How to run GWAS from UK Biobank efficiently on Hail

Thanks a lot, @danking! The whole time for running chr21 is about 12 minutes now.

Below is my current scripts:

import hail as hl
import pandas as pd
import os
import sys
chr = sys.argv[1]
pwd = ‘/test/imp_data/’
os.chdir(pwd)
data_path=‘/data/raw/UKB-41476/’
bgenFile = data_path+‘imp_data/ukb_imp_chr’+chr+‘_v3.bgen’
sampleFile = data_path+‘imp_data/ukb53562_imp_chr’+chr+‘_v3_s487296.sample’
mfiFile = data_path+‘imp_data/ukb_mfi_chr’+chr+‘_v3.txt’

initiate hail environment

hl.init(min_block_size=128)

import phenotype info

sample_info = hl.import_table(
pwd+‘/target_pheno_1190.csv’,
key=‘f_eid’,
types={
‘f_eid’:hl.tstr, ‘female’:hl.tbool, ‘age’:hl.tfloat64,
‘f_1190_0_0’:hl.tfloat64, ‘shift_worker’:hl.tbool,
‘PC1’:hl.tfloat64, ‘PC2’:hl.tfloat64,
‘PC3’:hl.tfloat64, ‘PC4’:hl.tfloat64
},
delimiter=‘,’
)
mfi_info = hl.import_table(
pwd+‘/mfi_info_chr’+chr+‘.tsv’,
types={
‘locus’:hl.tlocus(reference_genome=‘GRCh37’),
‘bp’:hl.tstr, ‘INFO’:hl.tfloat64
},
delimiter=‘\t’
)

mfi_info = mfi_info.key_by(
locus = mfi_info.locus,
alleles = mfi_info.alleles.split(‘,’)
)

import genotype information

genotype_info = hl.import_bgen(
path=bgenFile,
entry_fields=[‘GT’],
sample_file=sampleFile
)

add mfi information to variants

data=genotype_info.annotate_rows(mfi=mfi_info[genotype_info.row_key])
data=data.filter_rows(data.mfi.INFO>0.8)

varinat qc to get allele frequency

data = hl.variant_qc(data)

data = data.filter_rows(
(data.variant_qc.AF[1]>=0.001)
&(data.variant_qc.p_value_hwe>1e-10) # filter by HWE
)

add phenotype info to matrixTable columns

data=data.annotate_cols(pheno=sample_info[data.col.s])

filter out NA samples

data=data.filter_cols(~hl.is_nan(data.pheno.f_1190_0_0))

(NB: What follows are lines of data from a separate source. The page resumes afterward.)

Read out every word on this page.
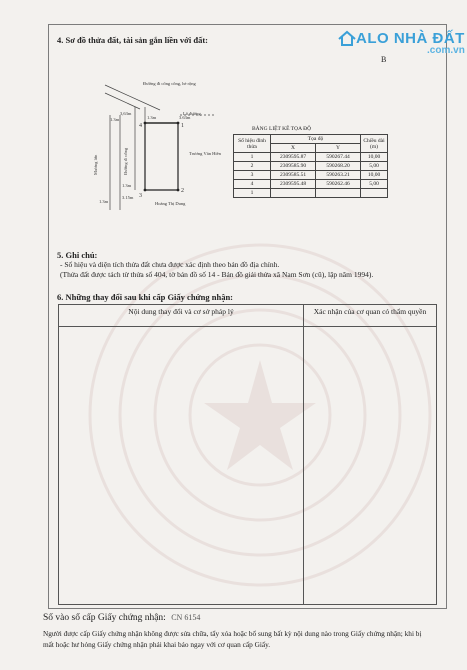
ALO NHÀ ĐẤT
.com.vn
B
4. Sơ đồ thửa đất, tài sản gắn liền với đất:
Đường đi cống công, hẻ rộng
1.3m
3,63m
1.3m	3.63m
Lô đường
Trương Văn Hiền
Mương lớn	Đường đi công
1.3m
1.3m
3.15m
Hoàng Thị Dung
1
2
3
4	BẢNG LIỆT KÊ TỌA ĐỘ
Số hiệu đỉnh thửa	Tọa độ		Chiều dài (m)
	X	Y	
1	2309595.87	590267.44	10,00
2	2309585.90	590268.20	5,00
3	2309585.51	590263.21	10,00
4	2309595.48	590262.46	5,00
1			
5. Ghi chú:
- Số hiệu và diện tích thửa đất chưa được xác định theo bản đồ địa chính.
(Thửa đất được tách từ thửa số 404, tờ bản đồ số 14 - Bản đồ giải thửa xã Nam Sơn (cũ), lập năm 1994).
6. Những thay đổi sau khi cấp Giấy chứng nhận:
Nội dung thay đổi và cơ sở pháp lý	Xác nhận của cơ quan có thẩm quyền

Số vào sổ cấp Giấy chứng nhận: CN 6154
Người được cấp Giấy chứng nhận không được sửa chữa, tẩy xóa hoặc bổ sung bất kỳ nội dung nào trong Giấy chứng nhận; khi bị mất hoặc hư hỏng Giấy chứng nhận phải khai báo ngay với cơ quan cấp Giấy.
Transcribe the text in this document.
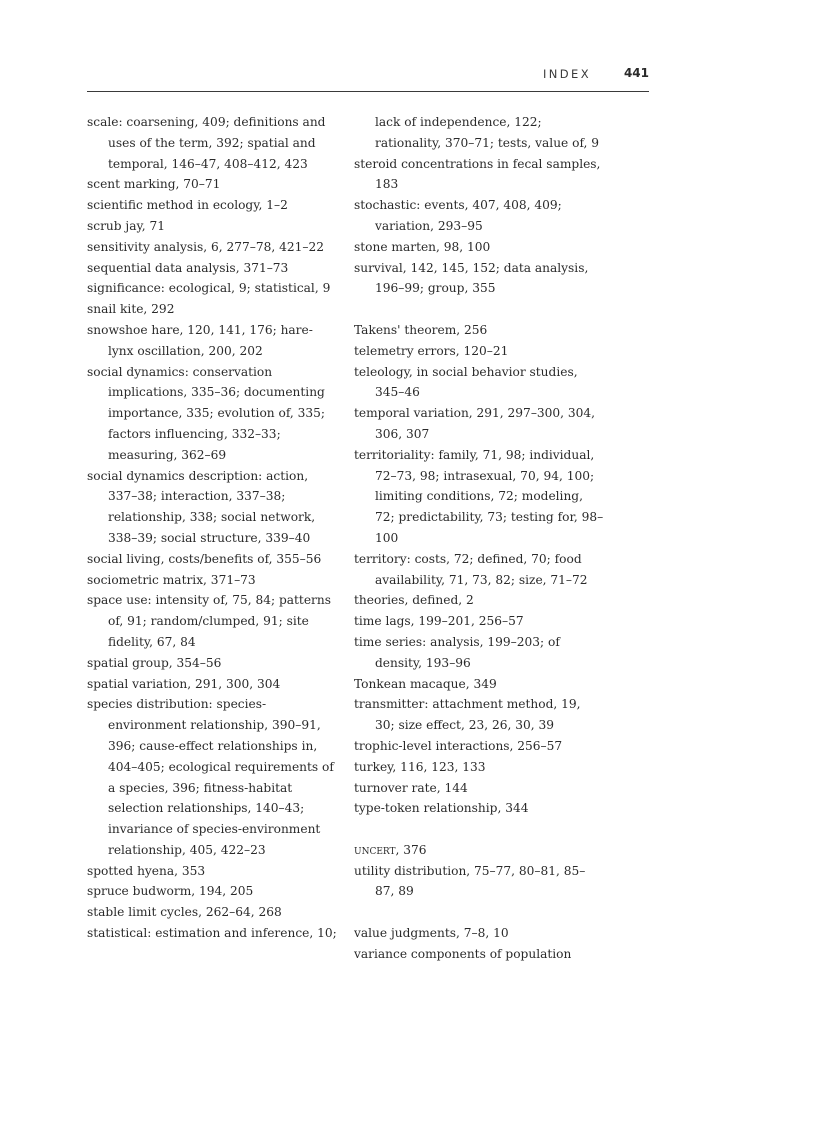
INDEX	441
scale: coarsening, 409; definitions and uses of the term, 392; spatial and temporal, 146–47, 408–412, 423
scent marking, 70–71
scientific method in ecology, 1–2
scrub jay, 71
sensitivity analysis, 6, 277–78, 421–22
sequential data analysis, 371–73
significance: ecological, 9; statistical, 9
snail kite, 292
snowshoe hare, 120, 141, 176; hare-lynx oscillation, 200, 202
social dynamics: conservation implications, 335–36; documenting importance, 335; evolution of, 335; factors influencing, 332–33; measuring, 362–69
social dynamics description: action, 337–38; interaction, 337–38; relationship, 338; social network, 338–39; social structure, 339–40
social living, costs/benefits of, 355–56
sociometric matrix, 371–73
space use: intensity of, 75, 84; patterns of, 91; random/clumped, 91; site fidelity, 67, 84
spatial group, 354–56
spatial variation, 291, 300, 304
species distribution: species-environment relationship, 390–91, 396; cause-effect relationships in, 404–405; ecological requirements of a species, 396; fitness-habitat selection relationships, 140–43; invariance of species-environment relationship, 405, 422–23
spotted hyena, 353
spruce budworm, 194, 205
stable limit cycles, 262–64, 268
statistical: estimation and inference, 10;
lack of independence, 122; rationality, 370–71; tests, value of, 9
steroid concentrations in fecal samples, 183
stochastic: events, 407, 408, 409; variation, 293–95
stone marten, 98, 100
survival, 142, 145, 152; data analysis, 196–99; group, 355
Takens' theorem, 256
telemetry errors, 120–21
teleology, in social behavior studies, 345–46
temporal variation, 291, 297–300, 304, 306, 307
territoriality: family, 71, 98; individual, 72–73, 98; intrasexual, 70, 94, 100; limiting conditions, 72; modeling, 72; predictability, 73; testing for, 98–100
territory: costs, 72; defined, 70; food availability, 71, 73, 82; size, 71–72
theories, defined, 2
time lags, 199–201, 256–57
time series: analysis, 199–203; of density, 193–96
Tonkean macaque, 349
transmitter: attachment method, 19, 30; size effect, 23, 26, 30, 39
trophic-level interactions, 256–57
turkey, 116, 123, 133
turnover rate, 144
type-token relationship, 344
uncert, 376
utility distribution, 75–77, 80–81, 85–87, 89
value judgments, 7–8, 10
variance components of population
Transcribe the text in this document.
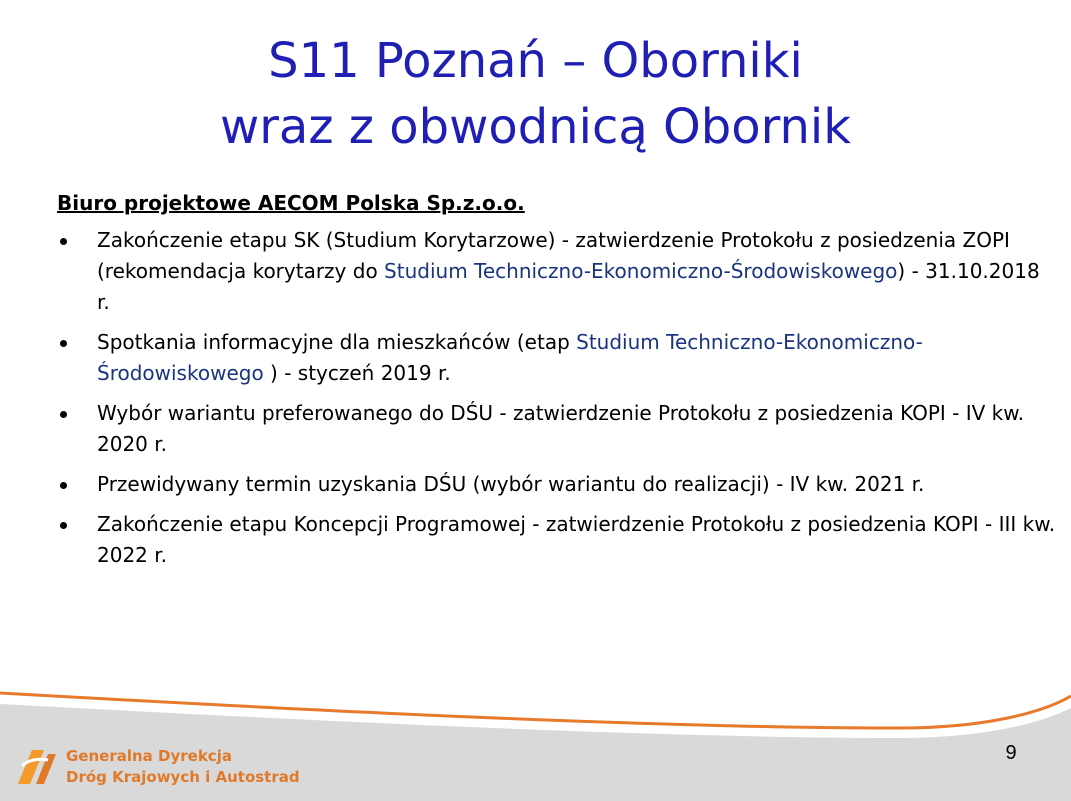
S11 Poznań – Oborniki
wraz z obwodnicą Obornik
Biuro projektowe AECOM Polska Sp.z.o.o.
Zakończenie etapu SK (Studium Korytarzowe) - zatwierdzenie Protokołu z posiedzenia ZOPI (rekomendacja korytarzy do Studium Techniczno-Ekonomiczno-Środowiskowego) - 31.10.2018 r.
Spotkania informacyjne dla mieszkańców (etap Studium Techniczno-Ekonomiczno-Środowiskowego ) - styczeń 2019 r.
Wybór wariantu preferowanego do DŚU - zatwierdzenie Protokołu z posiedzenia KOPI - IV kw. 2020 r.
Przewidywany termin uzyskania DŚU (wybór wariantu do realizacji) - IV kw. 2021 r.
Zakończenie etapu Koncepcji Programowej - zatwierdzenie Protokołu z posiedzenia KOPI - III kw. 2022 r.
Generalna Dyrekcja
Dróg Krajowych i Autostrad
9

run association anaysis using linear regression

gwas = hl.linear_regression_rows(
y=data.pheno.f_1190_0_0,
x=data.GT.n_alt_alleles(),
covariates=[1.0,
data.pheno.female, # a logistic variable
data.pheno.shift_worker, # a logistic variable
data.pheno.age,
data.pheno.PC1,
data.pheno.PC2,
data.pheno.PC3,
data.pheno.PC4
],
pass_through=[data.variant_qc.AF,data.mfi.bp]
)

add allele freqency and rsid to gwas result

gwas = gwas.annotate(chr=hl.str(chr))

gwas = gwas.select(
‘n’, ‘beta’,
‘standard_error’,
‘p_value’, ‘chr’,
bp=hl.str(gwas.bp),
oa=gwas.alleles[0],
ea=gwas.alleles[1],
eaf=gwas.AF[1]
)

gwas.write(‘out_path/nap_chr’+chr+‘_gwas.ht’)
t = hl.read_table(‘out_path/nap_chr’+chr+‘_gwas.ht’)
t = t.key_by()
t = t.annotate(variant = hl.variant_str(t.locus, t.alleles))

t = t.select(
‘variant’,‘chr’,‘bp’,‘oa’,
‘ea’,‘eaf’,‘n’, ‘beta’,
‘standard_error’,‘p_value’
)

t.export(‘out_path/nap_chr’+chr+‘_gwas.tsv.bgz’, header=True, delimiter=‘\t’)
hl.stop()

Do you think it can be further improved? The current running time for a gwas is about 18 hours,which is slightly acceptable.